Which Swimming Pool Heating System is Right for You?

While they may not be strictly necessary, a good swimming pool heating system can add months to the length of time you can safely use your pool, although how much time depends on which system you use and what the climate is like where you live.  If it’s always sunny and temperate, then there may be no point at all in getting a heating system, but if it drops below freezing for half the year then you’ll need either a powerful heater or else the patience to wait six months before using your pool again.

There are three primary methods to heating a pool:  solar, electric, and gas.

Electric

Electric heaters are neither as cheap as solar nor as effective as gas.

Electricity is pretty effective at providing heat for a pool, although you do have to pay your utility company for the energy.  A decent electric heater can keep a pool at a safe temperature even on days as cold as 45 degrees Fahrenheit, long past what a solar heater could manage.  However, the electric heater requires regular maintenance and repair, and its lifespan is only around 5-10 years.

Gas

Gas heaters are extremely effective at providing heat, but they can be expensive, whether you use natural gas or propane.

Natural gas and propane both burn at exceptionally hot temperatures, and so they can heat your pool in a hurry even in freezing weather.  Gas heaters are best for when you intend to use your pool all year round no matter what, or else as a way to keep a hot tub warm.
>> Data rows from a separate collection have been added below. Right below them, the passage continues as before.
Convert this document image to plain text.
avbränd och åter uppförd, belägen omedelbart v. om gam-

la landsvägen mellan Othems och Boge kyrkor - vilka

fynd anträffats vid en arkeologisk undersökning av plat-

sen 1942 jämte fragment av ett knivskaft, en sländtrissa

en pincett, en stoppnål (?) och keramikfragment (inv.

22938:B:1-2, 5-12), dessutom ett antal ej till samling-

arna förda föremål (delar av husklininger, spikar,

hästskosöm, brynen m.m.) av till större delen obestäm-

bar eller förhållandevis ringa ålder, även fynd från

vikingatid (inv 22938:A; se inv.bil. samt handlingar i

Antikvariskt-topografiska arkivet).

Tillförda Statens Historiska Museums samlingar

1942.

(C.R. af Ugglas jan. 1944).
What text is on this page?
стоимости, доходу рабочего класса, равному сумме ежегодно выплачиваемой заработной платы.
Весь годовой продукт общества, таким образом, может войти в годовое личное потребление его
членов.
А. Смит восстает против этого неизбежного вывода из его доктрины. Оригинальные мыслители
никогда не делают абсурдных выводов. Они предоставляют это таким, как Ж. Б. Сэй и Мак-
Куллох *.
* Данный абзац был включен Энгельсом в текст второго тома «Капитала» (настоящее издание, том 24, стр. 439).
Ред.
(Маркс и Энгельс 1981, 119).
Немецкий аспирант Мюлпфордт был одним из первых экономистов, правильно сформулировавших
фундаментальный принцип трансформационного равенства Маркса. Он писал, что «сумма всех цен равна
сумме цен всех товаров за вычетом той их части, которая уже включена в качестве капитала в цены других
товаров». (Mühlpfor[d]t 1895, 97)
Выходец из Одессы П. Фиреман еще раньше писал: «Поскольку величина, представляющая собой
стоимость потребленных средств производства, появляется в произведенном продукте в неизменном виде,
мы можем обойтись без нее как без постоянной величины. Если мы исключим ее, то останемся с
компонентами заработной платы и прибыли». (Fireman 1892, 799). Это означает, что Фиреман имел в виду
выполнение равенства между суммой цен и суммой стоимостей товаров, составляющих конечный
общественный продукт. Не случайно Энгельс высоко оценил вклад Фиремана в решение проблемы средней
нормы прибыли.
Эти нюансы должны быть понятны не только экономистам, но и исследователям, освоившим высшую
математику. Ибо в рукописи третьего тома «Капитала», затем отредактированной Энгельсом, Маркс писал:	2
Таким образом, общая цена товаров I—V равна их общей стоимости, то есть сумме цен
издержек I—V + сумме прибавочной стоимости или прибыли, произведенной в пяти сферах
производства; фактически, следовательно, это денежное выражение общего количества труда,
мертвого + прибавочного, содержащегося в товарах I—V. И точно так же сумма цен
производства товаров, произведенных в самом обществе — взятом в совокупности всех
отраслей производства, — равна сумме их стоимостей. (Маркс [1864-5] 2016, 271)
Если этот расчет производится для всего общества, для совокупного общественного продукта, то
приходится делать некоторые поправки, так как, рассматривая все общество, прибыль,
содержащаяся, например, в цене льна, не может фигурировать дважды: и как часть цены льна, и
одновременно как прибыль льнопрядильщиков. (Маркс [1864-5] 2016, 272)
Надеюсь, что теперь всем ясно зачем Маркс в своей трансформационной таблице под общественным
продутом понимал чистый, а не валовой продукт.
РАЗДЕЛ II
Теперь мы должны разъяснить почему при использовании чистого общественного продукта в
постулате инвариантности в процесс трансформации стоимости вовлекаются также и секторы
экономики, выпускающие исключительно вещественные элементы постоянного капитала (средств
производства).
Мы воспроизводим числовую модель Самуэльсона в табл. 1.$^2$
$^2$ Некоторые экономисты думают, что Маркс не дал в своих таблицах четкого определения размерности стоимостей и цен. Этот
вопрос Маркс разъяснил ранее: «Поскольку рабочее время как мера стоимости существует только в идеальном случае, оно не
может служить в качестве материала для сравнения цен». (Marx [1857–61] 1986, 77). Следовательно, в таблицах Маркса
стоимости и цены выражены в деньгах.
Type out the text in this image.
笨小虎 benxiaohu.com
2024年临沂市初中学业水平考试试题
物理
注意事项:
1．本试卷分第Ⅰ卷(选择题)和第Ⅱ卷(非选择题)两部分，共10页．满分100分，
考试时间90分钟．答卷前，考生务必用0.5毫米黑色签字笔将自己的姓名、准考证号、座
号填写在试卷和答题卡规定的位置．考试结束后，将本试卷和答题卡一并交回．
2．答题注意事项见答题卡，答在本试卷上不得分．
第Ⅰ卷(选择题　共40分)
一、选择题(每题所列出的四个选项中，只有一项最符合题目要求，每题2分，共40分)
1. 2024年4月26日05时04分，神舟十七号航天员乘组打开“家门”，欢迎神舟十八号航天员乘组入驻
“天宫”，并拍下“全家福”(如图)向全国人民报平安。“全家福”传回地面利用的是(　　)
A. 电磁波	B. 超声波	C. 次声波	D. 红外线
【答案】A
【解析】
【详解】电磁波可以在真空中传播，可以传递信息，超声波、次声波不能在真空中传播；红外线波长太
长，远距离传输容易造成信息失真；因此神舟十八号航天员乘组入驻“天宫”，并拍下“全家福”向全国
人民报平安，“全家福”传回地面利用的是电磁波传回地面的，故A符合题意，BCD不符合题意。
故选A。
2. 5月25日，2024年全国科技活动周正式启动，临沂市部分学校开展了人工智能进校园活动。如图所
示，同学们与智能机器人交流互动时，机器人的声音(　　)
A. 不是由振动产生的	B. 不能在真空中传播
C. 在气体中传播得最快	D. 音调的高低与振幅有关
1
Still, the high operating temperature means the heater needs constant maintenance and will only last around 5 years at best.

Solar

The advantage of solar power is cost, but the disadvantage is efficiency and ungainly panels on your roof.

While regular solar panels turn the sun’s energy into electricity, solar pool heaters simply concentrate the heat of the day onto the pool water as it’s pumped up onto your roof, through all the cells, and then back down again.  Solar power can add several degrees to your pool’s temperature, but it all depends on how much sunlight you get.  One dreary day can completely drop the pool’s temperature down to ambient levels.

On the plus side, though, the solar pump doesn’t use much energy and the sun’s rays are free.  Solar panels also don’t need much maintenance, and they can easily last up to 20 years.

With all that in mind, it’s clear enough that solar power is best where it’s sunny and warm for most of the year, electric heaters are better farther north, and gas is only useful sparingly or for small pools and spas.  In all three cases, though, you should always get a thermal pool cover.  Trapping the pool’s heat will double your heater’s effectiveness no matter which kind you use.